Alright, but I still have a question between the last time step output of GRU and GRU’s final state.
They are expected to be the same, right? I print them out and find them not really the same.
I run the code below.
# coding:utf-8
import torch
import torch.nn as nn
import numpy as np
from torch.autograd import Variable
seq_len = 6
batch_size = 1
input_size = 1
hidden_size = 10
num_layers = 3
batch_first = True
bidirectional = True
torch.manual_seed(1)
# **input** (seq_len, batch, input_size)
x = torch.rand(batch_size, seq_len, input_size)
x_rev = torch.from_numpy(np.flip(x.numpy(), 1).copy())
# (num_layers * num_directions, batch, hidden_size)
if bidirectional:
num_directions = 2
else:
num_directions = 1
h0 = torch.rand(num_layers*num_directions, batch_size, hidden_size)
rnn = nn.GRU(input_size, hidden_size, num_layers,
batch_first=batch_first, bidirectional=bidirectional)
print rnn
out, ht = rnn(Variable(x), Variable(h0))
print out.data.size()
print ht.data.size()
assert out.data.numpy().shape == (batch_size, seq_len, hidden_size*num_directions)
assert ht.data.numpy().shape == (num_layers*num_directions, batch_size, hidden_size)
print "output:"
print out.data.numpy()[0, seq_len-1, :] # [hidden_size*num_directions]
print "===================================="
print "ht:"
print ht.data.numpy()[:, 0, :] # [num_layers*num_directions, hidden_size]
So I get the output like this:
>>>
GRU(1, 10, num_layers=3, batch_first=True, bidirectional=True)
(1L, 6L, 20L)
(6L, 1L, 10L)
output:
[ **0.04090527 0.04467951 0.06184166 -0.119278 -0.07899605 -0.17775261**
**-0.25711796 -0.0560216 -0.06801324 -0.62566853** 0.09493496 -0.00143968
0.25473037 0.59195685 0.08295314 0.61662054 0.39969781 0.52175015
0.43700069 -0.04902107]
====================================
ht:
[[ 0.41622654 0.05891414 0.24079823 -0.20317592 0.20570976 0.07495184
0.31944707 -0.3336893 -0.17610091 -0.01868644]
[ 0.188013 -0.27898508 0.13432087 -0.079565 0.19181061 -0.28547999
-0.19238529 0.08653103 -0.33994722 0.12975907]
[-0.1610465 -0.1817638 -0.07482101 -0.04572783 0.27683198 0.16544969
0.10135207 -0.43468314 -0.46809191 -0.00571362]
[-0.27692401 -0.04289184 0.14566612 0.12111901 0.12315567 0.35866803
0.0838761 -0.08178325 0.40468279 -0.1950635 ]
[ **0.04090527 0.04467951 0.06184166 -0.119278 -0.07899605 -0.17775261**
**-0.25711796 -0.0560216 -0.06801324 -0.62566853**]
[ 0.04620094 -0.34189698 0.08069657 0.39240748 -0.09260736 0.61043888
0.26960379 0.2404768 -0.13964601 0.07339926]]
As we can see, output[:hidden_size] = ht[4]
BUT output[hidden_size:] =
0.09493496 -0.00143968
0.25473037 0.59195685 0.08295314 0.61662054 0.39969781 0.52175015
0.43700069 -0.04902107
cannot match in ht.
I check the doc
Outputs: output, h_n
- **output** (seq_len, batch, hidden_size * num_directions): tensor containing the output features h_t from
the last layer of the RNN, for each t.

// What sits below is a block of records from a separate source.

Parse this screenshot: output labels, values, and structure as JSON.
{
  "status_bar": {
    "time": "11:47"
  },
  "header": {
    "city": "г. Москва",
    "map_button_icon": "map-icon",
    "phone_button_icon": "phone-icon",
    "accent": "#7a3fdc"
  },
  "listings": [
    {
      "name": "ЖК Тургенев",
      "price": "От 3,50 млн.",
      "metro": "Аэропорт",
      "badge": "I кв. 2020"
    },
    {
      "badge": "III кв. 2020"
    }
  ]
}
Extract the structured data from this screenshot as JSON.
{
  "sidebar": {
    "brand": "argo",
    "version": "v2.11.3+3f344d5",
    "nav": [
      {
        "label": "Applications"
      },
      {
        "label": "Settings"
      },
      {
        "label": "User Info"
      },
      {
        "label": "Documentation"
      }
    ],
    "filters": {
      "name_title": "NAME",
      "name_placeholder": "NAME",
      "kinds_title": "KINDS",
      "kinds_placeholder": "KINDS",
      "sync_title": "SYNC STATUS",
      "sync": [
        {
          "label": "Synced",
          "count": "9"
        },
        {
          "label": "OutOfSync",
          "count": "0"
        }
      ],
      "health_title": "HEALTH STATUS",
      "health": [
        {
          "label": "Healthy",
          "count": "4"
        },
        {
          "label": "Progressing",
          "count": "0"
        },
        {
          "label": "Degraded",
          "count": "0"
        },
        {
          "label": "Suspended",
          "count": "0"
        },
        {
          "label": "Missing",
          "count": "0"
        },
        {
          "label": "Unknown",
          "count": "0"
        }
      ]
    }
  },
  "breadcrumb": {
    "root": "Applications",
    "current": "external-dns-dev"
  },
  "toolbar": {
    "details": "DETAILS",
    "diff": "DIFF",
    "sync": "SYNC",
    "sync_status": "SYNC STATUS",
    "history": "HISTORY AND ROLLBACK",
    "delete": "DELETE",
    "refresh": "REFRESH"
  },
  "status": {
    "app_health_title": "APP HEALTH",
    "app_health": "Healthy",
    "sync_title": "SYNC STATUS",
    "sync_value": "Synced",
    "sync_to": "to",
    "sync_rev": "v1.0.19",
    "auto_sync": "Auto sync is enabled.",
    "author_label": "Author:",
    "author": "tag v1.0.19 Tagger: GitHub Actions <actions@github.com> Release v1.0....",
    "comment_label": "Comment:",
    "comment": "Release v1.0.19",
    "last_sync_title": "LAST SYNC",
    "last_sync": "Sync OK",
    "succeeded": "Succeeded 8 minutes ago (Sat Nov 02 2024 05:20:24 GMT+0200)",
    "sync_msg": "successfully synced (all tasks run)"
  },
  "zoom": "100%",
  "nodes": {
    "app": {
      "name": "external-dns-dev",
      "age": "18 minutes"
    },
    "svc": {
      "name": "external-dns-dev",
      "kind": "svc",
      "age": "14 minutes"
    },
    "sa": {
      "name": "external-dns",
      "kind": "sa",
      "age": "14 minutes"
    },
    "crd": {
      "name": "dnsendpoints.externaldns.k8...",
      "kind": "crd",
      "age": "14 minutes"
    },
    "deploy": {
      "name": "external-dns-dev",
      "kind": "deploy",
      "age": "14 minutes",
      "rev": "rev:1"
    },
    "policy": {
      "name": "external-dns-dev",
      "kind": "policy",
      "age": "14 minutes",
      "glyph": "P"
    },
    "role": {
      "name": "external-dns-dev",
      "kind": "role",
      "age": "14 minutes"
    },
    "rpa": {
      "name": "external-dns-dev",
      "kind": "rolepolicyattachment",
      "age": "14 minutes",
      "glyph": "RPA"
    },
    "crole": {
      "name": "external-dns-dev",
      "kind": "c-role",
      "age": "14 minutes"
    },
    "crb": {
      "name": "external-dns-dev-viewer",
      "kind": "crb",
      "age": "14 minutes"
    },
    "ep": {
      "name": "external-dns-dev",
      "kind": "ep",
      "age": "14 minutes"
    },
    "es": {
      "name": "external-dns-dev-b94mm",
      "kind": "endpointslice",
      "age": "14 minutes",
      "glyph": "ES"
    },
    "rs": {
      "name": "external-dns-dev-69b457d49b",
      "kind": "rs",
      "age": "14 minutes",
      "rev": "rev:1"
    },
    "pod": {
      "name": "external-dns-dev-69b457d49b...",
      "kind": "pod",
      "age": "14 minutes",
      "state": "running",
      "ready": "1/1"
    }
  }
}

If a :class:`torch.nn.utils.rnn.PackedSequence` has been given as the
input, the output will also be a packed sequence.
- **h_n** (num_layers * num_directions, batch, hidden_size): tensor containing the hidden state for t=seq_len
and don’t know what I’ve missed. We’ve got the final step forward output in h_n but why not the final step backward output in h_n?? h_n should have num_directions final hidden state right?